Giancarlo Esposito recently realized a lifelong dream: meeting Sidney Poitier. The actors crossed paths at a post-Oscars party, where Esposito had to work up the nerve to approach his idol. "I'm half Italian and half African-American and my dream was always to be a communicator and an artist," says Esposito. "When I came to this place called America, I was regarded as a black man, not a human being or an Italian. But his performances were always without color, even if they dealt with color. He had such dignity and compassion and charisma."
Esposito says seeing an actor like Poitier opened his eyes to possibilities for himself. "Some of us are put in a box or we put ourselves in a box and we keep repeating ourselves because we like to work. Sidney was an original every time," he says. "And I was finally able to tell him that he inspired me to cultivate a sound spirit in what is not a level platform I play on in the motion picture industry."

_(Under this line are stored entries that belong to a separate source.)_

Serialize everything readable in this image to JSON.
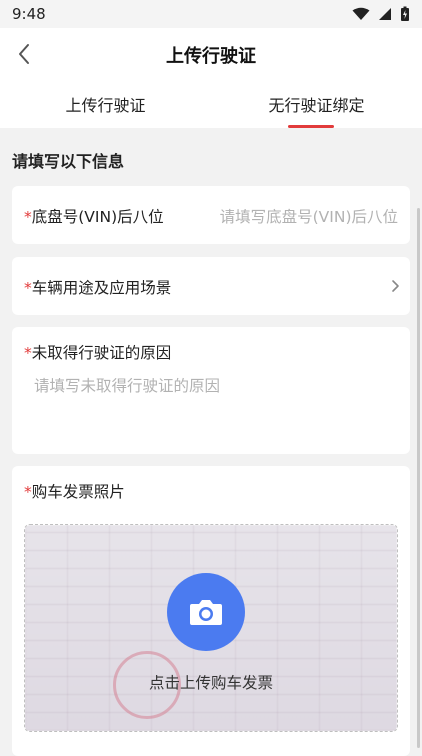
{
  "status_bar": {
    "time": "9:48"
  },
  "header": {
    "title": "上传行驶证"
  },
  "tabs": [
    {
      "label": "上传行驶证"
    },
    {
      "label": "无行驶证绑定"
    }
  ],
  "form": {
    "section_title": "请填写以下信息",
    "required_mark": "*",
    "vin": {
      "label": "底盘号(VIN)后八位",
      "placeholder": "请填写底盘号(VIN)后八位"
    },
    "usage": {
      "label": "车辆用途及应用场景"
    },
    "reason": {
      "label": "未取得行驶证的原因",
      "placeholder": "请填写未取得行驶证的原因"
    },
    "invoice": {
      "label": "购车发票照片",
      "upload_text": "点击上传购车发票"
    }
  },
  "colors": {
    "accent": "#e23b3b",
    "camera": "#4b7bf0"
  }
}
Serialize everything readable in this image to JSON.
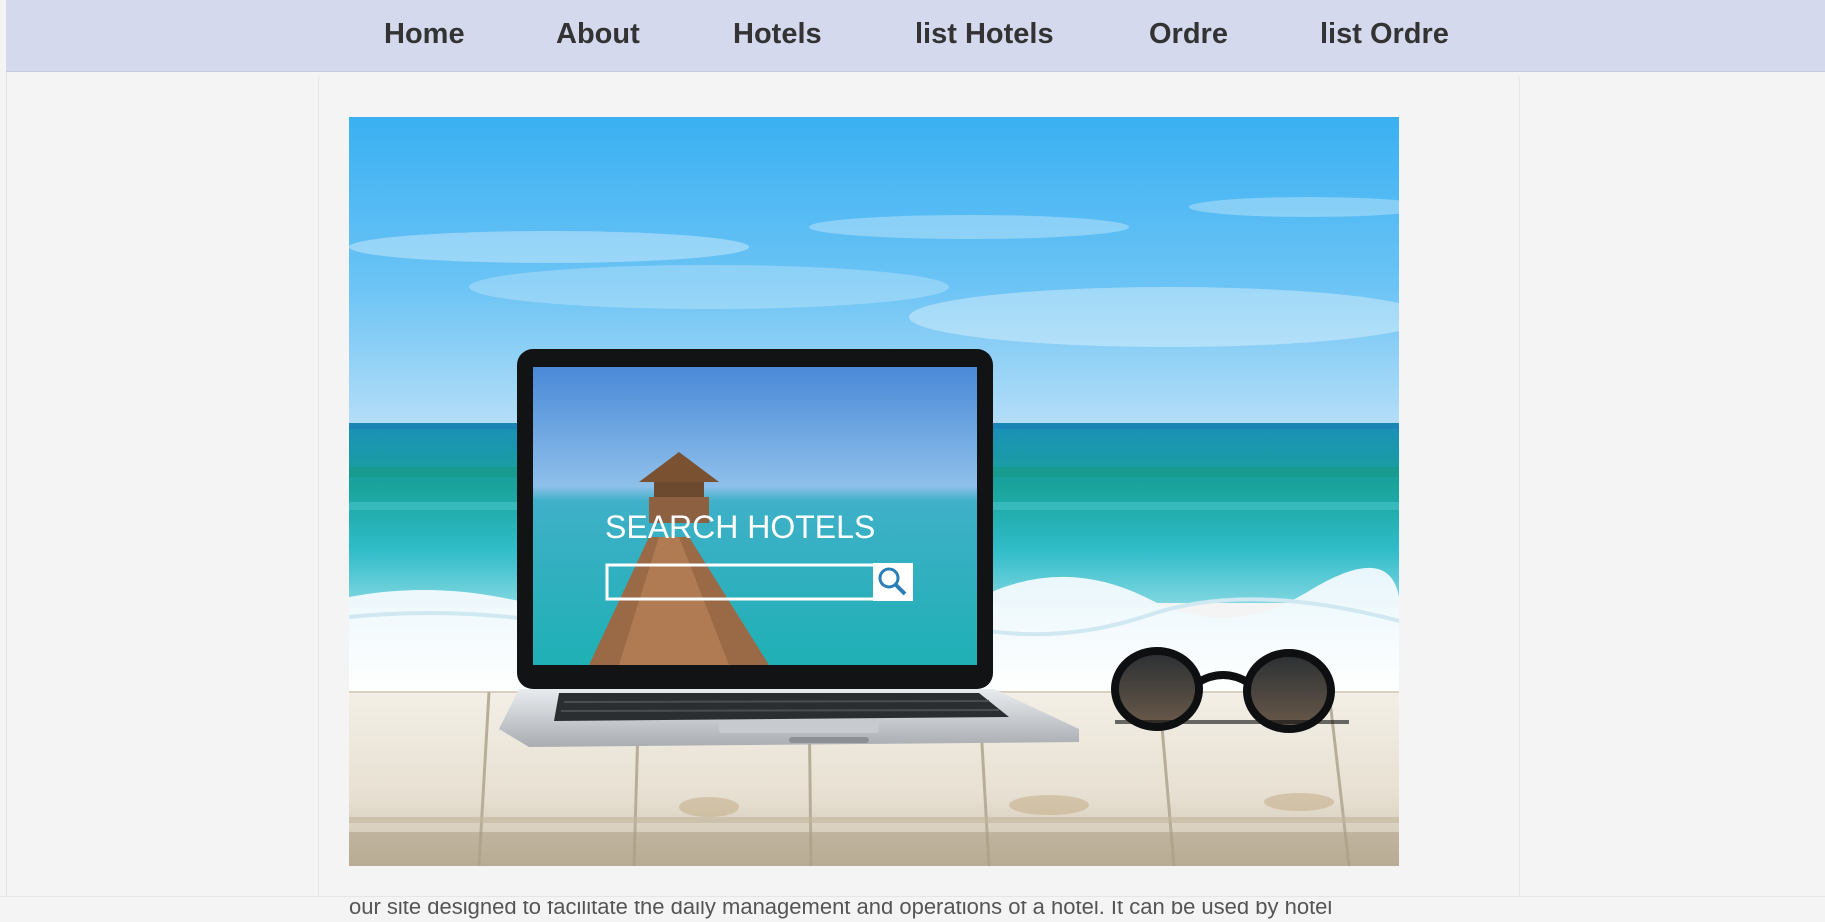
{
  "nav": {
    "items": [
      {
        "label": "Home"
      },
      {
        "label": "About"
      },
      {
        "label": "Hotels"
      },
      {
        "label": "list Hotels"
      },
      {
        "label": "Ordre"
      },
      {
        "label": "list Ordre"
      }
    ]
  },
  "hero": {
    "screen_heading": "SEARCH HOTELS",
    "icons": [
      "search-icon"
    ]
  },
  "main": {
    "description": "our site designed to facilitate the daily management and operations of a hotel. It can be used by hotel"
  },
  "colors": {
    "navbar_bg": "#d5d9ed",
    "nav_text": "#333333",
    "page_bg": "#f4f4f4",
    "body_text": "#555555"
  }
}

Though he turned 56 last week and has been a professional performer since age 8, Esposito says he hardly considers himself a veteran. "I feel like I'm just beginning," he says with a laugh.
Yet Esposito is set to be honored with a major career achievement, a star on the Hollywood Walk of Fame on April 29. Though he has a long stage and film career, he is being recognized in the television category, as the medium has been very good to him of late -- he's starring on season two of NBC's "Revolution" as insurance adjuster turned militia leader Tom Neville.
But it was his role as Gustavo "Gus" Fring on the AMC hit "Breaking Bad" that catapulted him from "that guy" character actor to a force to be reckoned with. Gus started in season two of the show as a seemingly gentle soul using a fast-food joint to front his drug empire. By the end of season four, he had gone down as one of the most terrifying, yet complex, bad guys to ever grace the smallscreen.
Esposito does not downplay the effect "Breaking Bad" had on his career, referring to the show as "bringing me back from the dead." Point out he has always worked regularly as an actor, he elaborates, "Things were dry and I worried I wouldn't be able to support my family. But the real problem I should have recognized was that I wouldn't be able to support my spirit. I still get this great joy from delivering something real and honest and truthful in helping to tell a story. There's just nothing like it in my life."
Esposito was born in Denmark to an African-American mother, a nightclub singer who once shared billing with Josephine Baker, and an Italian father, a stage carpenter. The family moved to New York when he was 6, and by 8, Esposito was into voiceover work. Also at the age of 8, he landed his first role in a Broadway show, the musical "Maggie Flynn."
Many stage productions followed, and at 17, he auditioned for the movie "Taps." Casting director Shirley Rich kindly informed him that he needed to learn to act for the camera. He took her advice, enrolling at Elizabeth Seton College and spending a year at the Actors Institute in New York. After winning his first of two Obie Awards for Charles Fuller's 1980 play "Zooman and the Sign," he booked his first film role. The movie was none other than "Taps," which still hadn't been made since his audition five years earlier.
He often played men on one side of the law: there were cops ("The Usual Suspects," "Homicide: Life on the Street") and drug dealers ("Fresh," "King of New York"). After "Breaking Bad," he admits many offers to play villains came his way, most of which he turned down.
"I remember seeing James Cagney in 'White Heat' and realizing you could love a villain if he's played in a way where you can relate to him," Esposito notes. "That's what I tried to do with Gus. And I saw some of those features in Tom in 'Revolution' that also appealed to me."
While he awaits word on another season of "Revolution," Esposito is pursuing a second passion: directing. He made his feature debut with 2008's "Gospel Hill," about the murder of a civil-rights activist. And he is "deeply ensconced" in a movie he hopes to shoot by the end of the summer, "John Brown: Patriotic Treason," which will star Ed Harris as the abolitionist. Based on Evan Carton's 2006 book "Patriotic Treason: John Brown and the Soul of America," Esposito will also star as Frederick Douglass.
He says he couldn't be happier with the place he is in right now. "The most important part is to keep creating. I'm excited to be on this trajectory; I think I'm right where I'm supposed to be."